Since bankruptcy information is a public record, it’s very easy to access. However, it’s illegal to reject a candidate based on bankruptcy and without consideration of the type of job offered. In most states, medical information is private, so employers can’t make hiring decisions based on it. If the job involves intensive physical activity or labor or is otherwise stressful, they may inquire into your physical abilities and/or emotional resilience.     

Educational and Military Records

In some situations, an employer will receive access to military service records. The military may share your name, rank, awards, salary, and assignments without your permission, but that’s all. Likewise, you must give consent for a potential employer to see your education records.

What Employers Don’t Want to See 

Of course, the last thing an employer wants to learn is that the candidate committed a crime related to the position they’re hiring for. They may even consider a minor incident that happened a long time ago a red flag.

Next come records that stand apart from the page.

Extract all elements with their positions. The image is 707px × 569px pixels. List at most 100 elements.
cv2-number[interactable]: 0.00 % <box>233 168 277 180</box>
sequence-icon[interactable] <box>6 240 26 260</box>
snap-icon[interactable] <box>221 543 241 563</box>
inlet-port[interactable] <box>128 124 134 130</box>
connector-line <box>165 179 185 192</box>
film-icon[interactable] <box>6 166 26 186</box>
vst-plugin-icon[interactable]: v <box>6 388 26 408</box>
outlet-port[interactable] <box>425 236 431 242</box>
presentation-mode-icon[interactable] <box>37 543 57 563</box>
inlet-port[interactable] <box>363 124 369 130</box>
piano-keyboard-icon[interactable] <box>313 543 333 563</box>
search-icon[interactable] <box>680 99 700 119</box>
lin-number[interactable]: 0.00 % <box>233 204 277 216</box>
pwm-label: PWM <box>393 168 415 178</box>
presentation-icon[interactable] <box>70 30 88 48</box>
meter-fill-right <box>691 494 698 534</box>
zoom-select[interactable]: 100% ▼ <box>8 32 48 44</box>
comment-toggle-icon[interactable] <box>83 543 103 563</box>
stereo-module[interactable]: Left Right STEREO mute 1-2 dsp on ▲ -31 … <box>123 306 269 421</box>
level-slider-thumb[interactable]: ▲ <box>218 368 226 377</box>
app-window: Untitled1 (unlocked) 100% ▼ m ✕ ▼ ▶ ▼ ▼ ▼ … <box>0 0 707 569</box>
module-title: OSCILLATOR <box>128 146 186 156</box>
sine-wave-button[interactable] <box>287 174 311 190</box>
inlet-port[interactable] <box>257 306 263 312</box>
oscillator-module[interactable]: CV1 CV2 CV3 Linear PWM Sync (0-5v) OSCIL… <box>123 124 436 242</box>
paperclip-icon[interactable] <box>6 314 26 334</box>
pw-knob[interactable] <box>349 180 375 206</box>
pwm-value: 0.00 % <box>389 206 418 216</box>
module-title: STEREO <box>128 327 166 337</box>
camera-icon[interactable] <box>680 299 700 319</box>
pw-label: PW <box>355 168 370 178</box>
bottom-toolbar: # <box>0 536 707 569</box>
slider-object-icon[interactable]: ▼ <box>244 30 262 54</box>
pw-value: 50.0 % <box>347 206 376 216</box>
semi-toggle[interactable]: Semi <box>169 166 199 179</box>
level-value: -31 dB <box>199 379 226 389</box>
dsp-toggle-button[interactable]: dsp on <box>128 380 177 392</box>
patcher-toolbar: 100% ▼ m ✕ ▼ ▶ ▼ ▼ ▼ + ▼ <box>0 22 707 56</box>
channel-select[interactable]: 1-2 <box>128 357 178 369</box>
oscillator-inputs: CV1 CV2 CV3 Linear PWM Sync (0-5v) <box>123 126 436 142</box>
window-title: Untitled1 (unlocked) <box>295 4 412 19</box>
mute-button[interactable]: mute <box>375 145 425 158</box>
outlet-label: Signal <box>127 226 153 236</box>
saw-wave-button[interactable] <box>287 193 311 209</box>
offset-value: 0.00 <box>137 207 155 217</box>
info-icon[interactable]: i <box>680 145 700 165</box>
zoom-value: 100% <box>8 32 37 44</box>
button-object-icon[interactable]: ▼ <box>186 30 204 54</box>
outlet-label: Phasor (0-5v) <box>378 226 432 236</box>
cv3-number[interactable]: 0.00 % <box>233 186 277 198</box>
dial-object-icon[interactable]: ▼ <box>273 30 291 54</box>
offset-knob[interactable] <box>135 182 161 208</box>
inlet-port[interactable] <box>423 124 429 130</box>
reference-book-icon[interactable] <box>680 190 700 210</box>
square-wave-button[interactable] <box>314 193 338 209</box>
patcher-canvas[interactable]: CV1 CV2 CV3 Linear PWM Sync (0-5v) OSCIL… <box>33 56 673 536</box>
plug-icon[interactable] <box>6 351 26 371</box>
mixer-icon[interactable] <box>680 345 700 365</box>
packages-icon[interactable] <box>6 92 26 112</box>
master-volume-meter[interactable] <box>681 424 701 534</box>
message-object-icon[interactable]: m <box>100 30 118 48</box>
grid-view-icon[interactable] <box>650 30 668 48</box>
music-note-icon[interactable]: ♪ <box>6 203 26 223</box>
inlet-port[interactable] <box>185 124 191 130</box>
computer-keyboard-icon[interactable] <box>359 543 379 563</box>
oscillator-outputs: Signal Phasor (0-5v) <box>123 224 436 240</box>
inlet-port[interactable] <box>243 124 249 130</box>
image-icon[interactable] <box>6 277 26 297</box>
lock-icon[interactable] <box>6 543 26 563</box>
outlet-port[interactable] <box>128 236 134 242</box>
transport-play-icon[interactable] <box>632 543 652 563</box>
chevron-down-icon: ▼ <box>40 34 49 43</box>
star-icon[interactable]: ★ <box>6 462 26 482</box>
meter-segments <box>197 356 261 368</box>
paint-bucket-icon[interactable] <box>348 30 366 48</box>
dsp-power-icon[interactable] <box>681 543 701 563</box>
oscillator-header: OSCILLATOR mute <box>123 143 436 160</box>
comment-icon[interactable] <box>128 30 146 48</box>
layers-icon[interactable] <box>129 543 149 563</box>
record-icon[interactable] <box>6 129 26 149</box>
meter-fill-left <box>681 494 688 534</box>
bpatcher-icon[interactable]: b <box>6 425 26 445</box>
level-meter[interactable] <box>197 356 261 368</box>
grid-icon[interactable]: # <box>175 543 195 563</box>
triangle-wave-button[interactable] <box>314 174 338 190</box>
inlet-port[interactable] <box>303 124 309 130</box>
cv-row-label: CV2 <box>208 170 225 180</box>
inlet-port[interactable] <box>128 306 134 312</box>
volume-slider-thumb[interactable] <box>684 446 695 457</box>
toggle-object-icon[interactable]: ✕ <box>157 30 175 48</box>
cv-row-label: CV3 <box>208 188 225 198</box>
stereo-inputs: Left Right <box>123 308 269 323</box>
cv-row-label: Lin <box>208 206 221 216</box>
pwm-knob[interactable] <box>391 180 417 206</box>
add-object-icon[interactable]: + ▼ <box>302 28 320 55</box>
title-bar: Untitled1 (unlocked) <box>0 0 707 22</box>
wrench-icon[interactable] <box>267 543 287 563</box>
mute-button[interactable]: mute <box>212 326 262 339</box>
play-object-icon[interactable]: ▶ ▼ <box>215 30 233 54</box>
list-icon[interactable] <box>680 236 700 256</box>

They fear the candidate’s behavior will impact their job performance negatively once hired. In every event, the time when the crime was committed and the type of punishment are less important that the crime’s impact on the candidate’s then-job and employer.  

Bad Credit 

Most finance jobs come with the requirement to run a credit check. A person who’s struggling with debt and loans won’t be seen as a suitable candidate for an accounting or bank position. 

Suspicious Job History

The notion that past behavior is the best predictor of future behavior holds true here just like with criminal records. This is why so many interviewers ask applicants why they left their last job or why they want to leave their current one. Someone with a series of short-lived jobs might be likely to leave yours in the near future. Multiple career path changes might indicate the candidate has yet to find his or her true calling, which is problematic after a certain age. While employees should be allowed to explore different fields of activity, this shouldn’t be at their employer’s expense. 

A pattern of quitting jobs over arguments with superiors is also a typical red flag. Employees with a history of leaving work over a disagreement with company policies or managers may bring such behavior to their new workplace. 

Finally, the outdated contact information on a resume is frowned upon. While updating a phone number or address can slip your mind easily, it may be seen as a sign of poor communication skills or insufficient technical know-how.  

Benefits of a Professional Screening Service 

The best employers know that a professional and reliable background check service can be essential to recruitment outcomes. Companies like these can ensure you’re choosing the best person for the job. What’s more, screening can be a legal minefield that’s dangerous to navigate without knowledge and experience. Certified CRAs guarantee legal compliance and save employers a lot of time, effort, and potential problems. 

There is no shortage of affordable and high-quality service providers. Companies that check applicants in-house find their access to information is more limited. They also risk finding false or incomplete data, causing them to hire an unsuitable candidate or miss out on someone who would have made a great employee.